Employee Whistleblowing Claims under the California Labor Code just got Harder to Defeat 

Written by Jeremy Mittman

Last week, the California Supreme Court clarified the evidentiary standard for whistleblower retaliation claims brought under California Labor Code section 1102.5. In its decision, the high court clarified that such claims should not be evaluated under the McDonnell Douglas test, but that the standard set forth in the more employee-friendly California Labor Code section 1102.6 should apply instead.

Background

In Lawson v. PPG Architectural Finishes Inc., a former territory manager sued his former employer under California Labor Code section 1102.5 for firing him after he reported allegedly fraudulent practices. The federal trial court granted the employer’s motion for summary judgement by applying the McDonnell Douglas test. Under this three-part burden-shifting test: (1) First the employee must make a prima facie case showing that an adverse employment action was causally linked to a protected activity in which the employee engaged. (2) Next, the employer must provide a legitimate, nondiscriminatory reason for the employment action. (3) The burden then shifts back to the employee to show that the employer’s reason was pretextual.

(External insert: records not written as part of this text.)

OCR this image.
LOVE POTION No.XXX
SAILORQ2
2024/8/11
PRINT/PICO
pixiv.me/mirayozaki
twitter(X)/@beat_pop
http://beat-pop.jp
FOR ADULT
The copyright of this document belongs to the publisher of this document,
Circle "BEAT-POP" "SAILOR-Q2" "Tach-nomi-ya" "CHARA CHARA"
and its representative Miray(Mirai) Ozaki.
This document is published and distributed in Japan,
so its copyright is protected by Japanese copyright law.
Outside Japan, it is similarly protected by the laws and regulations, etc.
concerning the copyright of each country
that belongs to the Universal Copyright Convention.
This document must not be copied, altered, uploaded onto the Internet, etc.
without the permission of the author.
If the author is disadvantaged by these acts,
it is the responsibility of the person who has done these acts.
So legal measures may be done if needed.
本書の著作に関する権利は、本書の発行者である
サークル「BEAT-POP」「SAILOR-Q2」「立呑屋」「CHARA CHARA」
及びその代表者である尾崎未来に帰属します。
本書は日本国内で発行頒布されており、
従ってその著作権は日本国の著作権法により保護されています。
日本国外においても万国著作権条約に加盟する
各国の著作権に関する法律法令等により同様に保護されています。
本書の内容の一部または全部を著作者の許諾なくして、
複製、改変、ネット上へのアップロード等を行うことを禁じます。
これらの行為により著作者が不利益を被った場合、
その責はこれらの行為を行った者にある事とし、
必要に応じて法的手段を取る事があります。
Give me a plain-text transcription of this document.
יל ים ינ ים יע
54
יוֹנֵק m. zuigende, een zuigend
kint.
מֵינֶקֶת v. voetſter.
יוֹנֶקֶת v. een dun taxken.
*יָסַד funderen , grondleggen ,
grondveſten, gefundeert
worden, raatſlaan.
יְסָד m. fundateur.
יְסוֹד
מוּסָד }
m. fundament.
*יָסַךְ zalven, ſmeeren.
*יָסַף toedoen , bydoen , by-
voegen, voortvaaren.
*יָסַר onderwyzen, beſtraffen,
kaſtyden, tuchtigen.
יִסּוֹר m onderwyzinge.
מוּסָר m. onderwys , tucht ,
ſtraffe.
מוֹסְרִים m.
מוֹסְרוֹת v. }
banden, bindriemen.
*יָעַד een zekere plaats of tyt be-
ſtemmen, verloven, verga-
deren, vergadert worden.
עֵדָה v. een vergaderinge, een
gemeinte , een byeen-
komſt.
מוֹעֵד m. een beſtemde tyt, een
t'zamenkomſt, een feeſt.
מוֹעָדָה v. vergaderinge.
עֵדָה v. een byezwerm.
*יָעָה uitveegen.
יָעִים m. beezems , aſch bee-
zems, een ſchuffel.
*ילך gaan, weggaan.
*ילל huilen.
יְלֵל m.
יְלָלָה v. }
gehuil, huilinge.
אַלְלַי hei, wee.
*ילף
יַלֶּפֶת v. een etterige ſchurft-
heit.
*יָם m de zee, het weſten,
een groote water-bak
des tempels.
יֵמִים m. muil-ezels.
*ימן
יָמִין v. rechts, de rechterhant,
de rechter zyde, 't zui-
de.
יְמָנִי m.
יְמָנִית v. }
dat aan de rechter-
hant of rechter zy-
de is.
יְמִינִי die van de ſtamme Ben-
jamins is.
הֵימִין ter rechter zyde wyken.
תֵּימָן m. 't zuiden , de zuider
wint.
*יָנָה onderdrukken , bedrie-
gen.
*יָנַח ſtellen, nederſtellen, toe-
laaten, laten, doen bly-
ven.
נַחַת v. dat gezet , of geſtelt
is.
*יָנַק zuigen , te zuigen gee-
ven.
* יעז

The plaintiff appealed to the Ninth Circuit, arguing that the trial court should have applied the standard set forth in California Labor Code section 1102.6 instead of the McDonnell Douglas test. Under the two-part section 1102.6 framework, (1) First the employee must demonstrate that retaliation was a contributing factor in the adverse employment action, then (2) the employer must provide a legitimate, nondiscriminatory reason for the employment action. The Ninth Circuit observed inconsistencies in which framework is applied by state appellate courts and certified the question to the California Supreme Court.

Decision

The California Supreme Court held that whistleblower retaliation claims brought under California Labor Code Section 1102.5 should only be evaluated under the framework established in section 1102.6. Notably, this framework is more employee-friendly than the McDonnell Douglas test as the employee no longer has to prove pretext, and the burden of proof falls on the employer to show that the “alleged action would have occurred for legitimate, independent reasons even if the employee had not engaged in activities protected by Section 1102.5.”

Takeaways for California Employers

As a result of this decision, it will be more difficult for employers to dispose of whistleblower retaliation claims before trial under the section 1102.6 framework. Employers should ensure that they carefully document all adverse actions considered against an employee who has engaged in a protected activity and consult with counsel prior to taking action.